Why We Need To Stop Saying ‘Walk Of Shame’
‘Walk of shame’ is a slang term that describes a person – usually a woman – who is making her way home after spending the night at someone else’s house for sex. The image it conjures up is one of disheveled hair, make-up sitting about two inches below where it’s meant to and party garbs glinting in the morning sunlight. But the shame part of her walk doesn’t come from the clothes she’s wearing, it refers to the fact that they show people that she’s had sex and is now heading home – something society still can’t seem to accept women do.
Restrictions on sex and dating have always been far harsher on women than men. Women from a young age are set a bunch of goals: they need to be pretty and smart, and go out on dates and, ultimately, find a partner. So, women go out, they date, and they have a little fun along the way. But once that fun is revealed, she is showered with shame. And the guy? Nothing. He gets away scot-free. For girls, it’s a catch-22: while it is shameful to be sexual, it’s also shameful to not have sex, and to be alone. Women are classed as Madonnas or Whores and nothing else.

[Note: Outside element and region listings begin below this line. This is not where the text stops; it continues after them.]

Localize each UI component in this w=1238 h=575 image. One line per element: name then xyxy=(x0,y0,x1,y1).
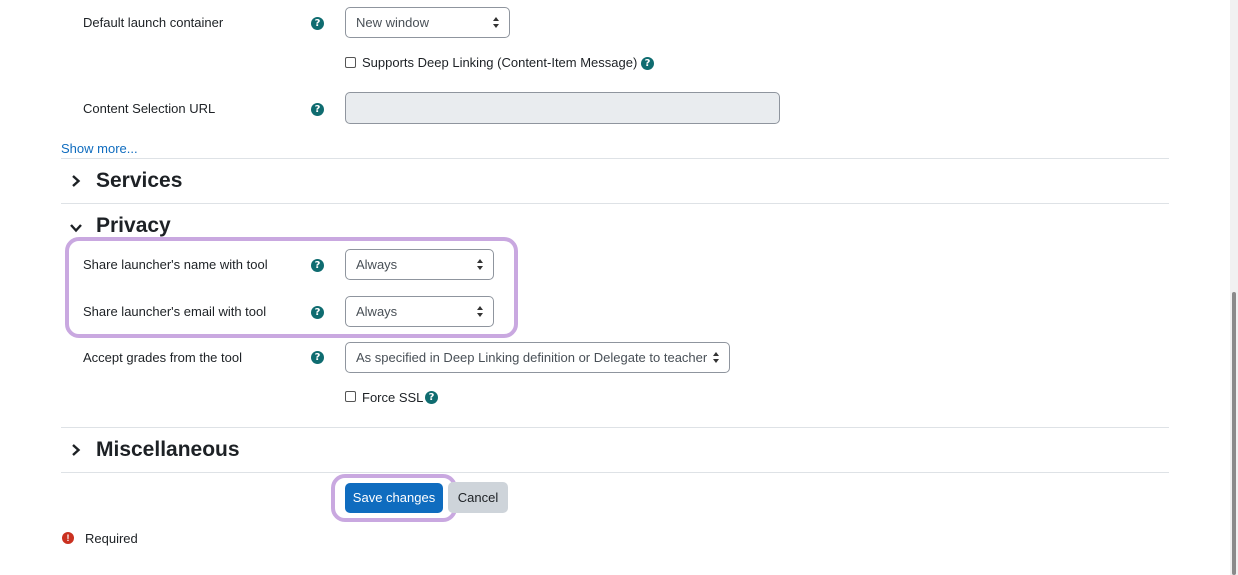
save-changes-button[interactable]: Save changes xyxy=(345,483,443,513)
deep-linking-label: Supports Deep Linking (Content-Item Mess… xyxy=(362,55,638,70)
required-label: Required xyxy=(85,531,138,546)
help-icon[interactable]: ? xyxy=(311,306,324,319)
divider xyxy=(61,203,1169,204)
help-icon[interactable]: ? xyxy=(311,17,324,30)
chevron-right-icon[interactable] xyxy=(69,443,83,457)
content-selection-label: Content Selection URL xyxy=(83,101,216,116)
required-icon: ! xyxy=(62,532,74,544)
select-arrows-icon xyxy=(493,17,500,28)
deep-linking-checkbox[interactable] xyxy=(345,57,356,68)
force-ssl-label: Force SSL xyxy=(362,390,424,405)
section-privacy[interactable]: Privacy xyxy=(96,214,171,238)
share-email-value: Always xyxy=(356,304,398,319)
launch-container-label: Default launch container xyxy=(83,15,224,30)
accept-grades-value: As specified in Deep Linking definition … xyxy=(356,350,708,365)
launch-container-value: New window xyxy=(356,15,429,30)
share-email-select[interactable]: Always xyxy=(345,296,494,327)
scrollbar-thumb[interactable] xyxy=(1232,292,1236,575)
share-name-label: Share launcher's name with tool xyxy=(83,257,268,272)
help-icon[interactable]: ? xyxy=(311,103,324,116)
launch-container-select[interactable]: New window xyxy=(345,7,510,38)
share-name-value: Always xyxy=(356,257,398,272)
select-arrows-icon xyxy=(713,352,720,363)
help-icon[interactable]: ? xyxy=(311,259,324,272)
share-email-label: Share launcher's email with tool xyxy=(83,304,267,319)
select-arrows-icon xyxy=(477,306,484,317)
section-miscellaneous[interactable]: Miscellaneous xyxy=(96,438,240,462)
help-icon[interactable]: ? xyxy=(311,351,324,364)
divider xyxy=(61,427,1169,428)
share-name-select[interactable]: Always xyxy=(345,249,494,280)
divider xyxy=(61,158,1169,159)
help-icon[interactable]: ? xyxy=(425,391,438,404)
accept-grades-label: Accept grades from the tool xyxy=(83,350,242,365)
chevron-right-icon[interactable] xyxy=(69,174,83,188)
select-arrows-icon xyxy=(477,259,484,270)
accept-grades-select[interactable]: As specified in Deep Linking definition … xyxy=(345,342,730,373)
divider xyxy=(61,472,1169,473)
content-selection-input[interactable] xyxy=(345,92,780,124)
help-icon[interactable]: ? xyxy=(641,57,654,70)
show-more-link[interactable]: Show more... xyxy=(61,141,138,156)
cancel-button[interactable]: Cancel xyxy=(448,482,508,513)
chevron-down-icon[interactable] xyxy=(69,221,83,235)
force-ssl-checkbox[interactable] xyxy=(345,391,356,402)
section-services[interactable]: Services xyxy=(96,169,182,193)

Some conservative types might believe that women should be allowed to date men but should abstain from sex. But this is 2018 – how realistic is that expectation? And why is the onus always on the woman to maintain this warped sense of ‘dignity’? Sex is normal and healthy, and both women and men should be able to partake in it free of judgement.
The ‘Maga Walk of Shame’ page is purely vitriolic. It’s men using the opportunity to project hate on women, going out of their way to publicly humiliate them. It’s hypocritical and vile. In one video, a man follows a young woman down the street with her face in full view, repeatedly asking her where she’s been all night, and ends the footage by telling her to “take a shower”. It’s not just woman-shaming, it’s woman-hating, and it needs to stop.
This shame that women are made to feel does end up being harmful. If women feel as though sex is shameful, it could affect the way they speak with their partners, or with their doctor about their sexual health. If any talk of sex immediately makes women bow their heads in shame, how are they going to ask about condom use, or going on birth control, or getting the morning-after pill? If we make women feel monumentally guilty about sleeping with a guy during a one-night stand, how will they pluck up the courage to seek medical help when an STD rears its ugly head? Calling it a ‘walk of shame’ might just sound like something funny to say to a woman, but say it enough times and the two become intrinsically linked.
Some have tried to reclaim the walk of shame by renaming it the ‘pride of stride’. But why do we need a term to describe your walk home after a sexual encounter at all? Let’s just call it a walk, because that’s all it really is. It’s not anyone’s business where you’ve been or where you’re going.